House Select Committee on Mental Health
Thursday, June 2, at 10:00 a.m., State Capitol Extension, Room E2.016
Topic: Mental/behavioral health care services related to law enforcement/criminal justice 


Senate Committee on Health & Human Services
Thursday, June 16, at 9:00 a.m., State Capitol, Senate Chamber
Topic: Criminal justice treatment and diversion of offenders with mental illness

 

If you have questions about any of these or any other hearings, call or email Shannon for more information.

 

Quotes of the month

“They say I’m stupid, but I have the right to be stupid. I have the right to say what I believe.”
            —Mary Lou Bruner, former kindergarten teacher and recent (losing) Republican run-off candidate for the State Board of Education, whose campaign speeches seemed to be based on things she read in chain emails or on Facebook.

 

“It’d be a ticket with six former wives, kind of like a Henry VIII thing. They certainly understand women.”
            —Ed Rollins, longtime GOP strategist now working for a pro-Trump Super PAC, on the possibility that Mr. Trump might name ex-House Speaker Newt Gingrich as his running mate.

 

“How do you stop men from demanding sex?”
            —State Rep. Senfronia Thompson (D-Houston), during a hearing on human trafficking and the related demand for prostitution.

 

“There is increased crime, sometimes violent crime, associated with legalization of marijuana. … If cash is the only way to acquire marijuana, crime follows cash.” 
            —Arapahoe (CO) County DA George Brauchler, on the increasing number of marijuana-related murders in his jurisdiction.

 

“I’ll conclude with what I wish were a joke, but unfortunately it’s not. The Obama administration has become so solicitous towards criminals that we’re not supposed to call them criminals at all.

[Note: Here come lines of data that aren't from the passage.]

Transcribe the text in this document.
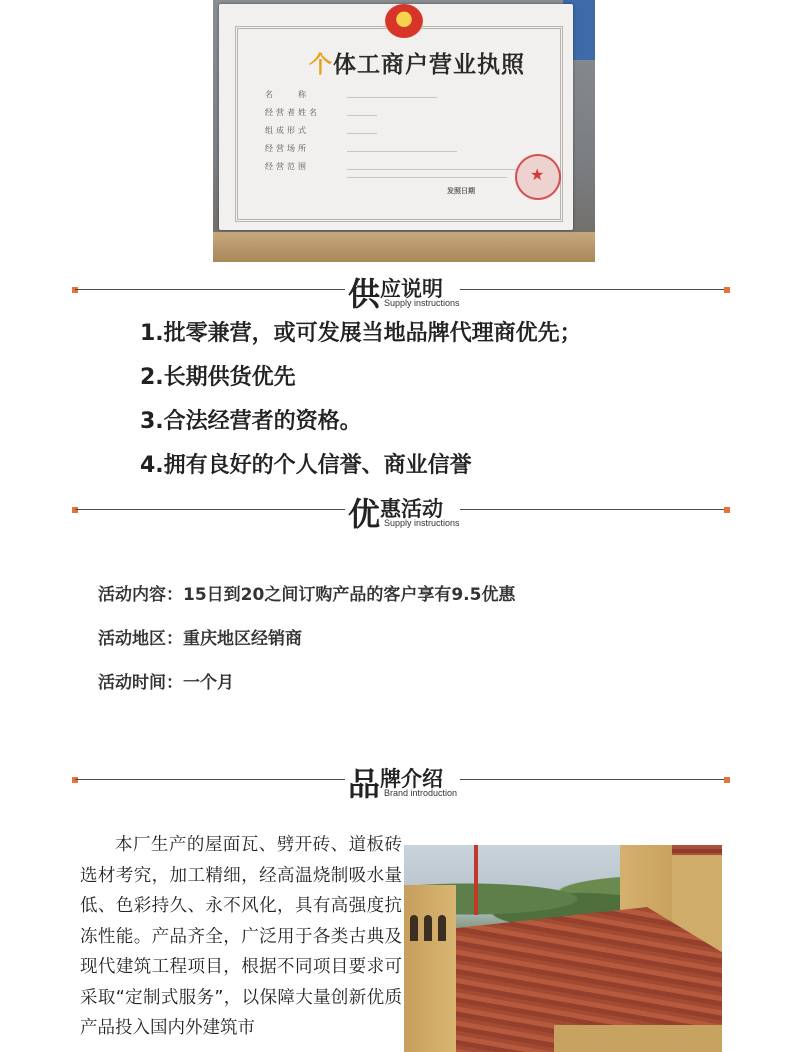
个体工商户营业执照
名　　称
经营者姓名
组成形式
经营场所
经营范围
★
发照日期
供应说明
Supply instructions
1.批零兼营，或可发展当地品牌代理商优先；
2.长期供货优先
3.合法经营者的资格。
4.拥有良好的个人信誉、商业信誉
优惠活动
Supply instructions
活动内容：15日到20之间订购产品的客户享有9.5优惠
活动地区：重庆地区经销商
活动时间：一个月
品牌介绍
Brand introduction
本厂生产的屋面瓦、劈开砖、道板砖选材考究，加工精细，经高温烧制吸水量低、色彩持久、永不风化，具有高强度抗冻性能。产品齐全，广泛用于各类古典及现代建筑工程项目，根据不同项目要求可采取“定制式服务”，以保障大量创新优质产品投入国内外建筑市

Now the new term is ‘justice-involved individual.’ I’m not joking, this is the administration’s new term for criminals: ‘justice-involved individual.’ That alone is a crime against the English language. But it’s much worse: It reflects the dangerous mindset that criminals are victims, that the justice system somehow happened to them. ‘They didn’t commit a crime, they became “involved” in the justice system.’ Let me say again: Criminals are not victims. Criminals are criminals. Victims are victims.”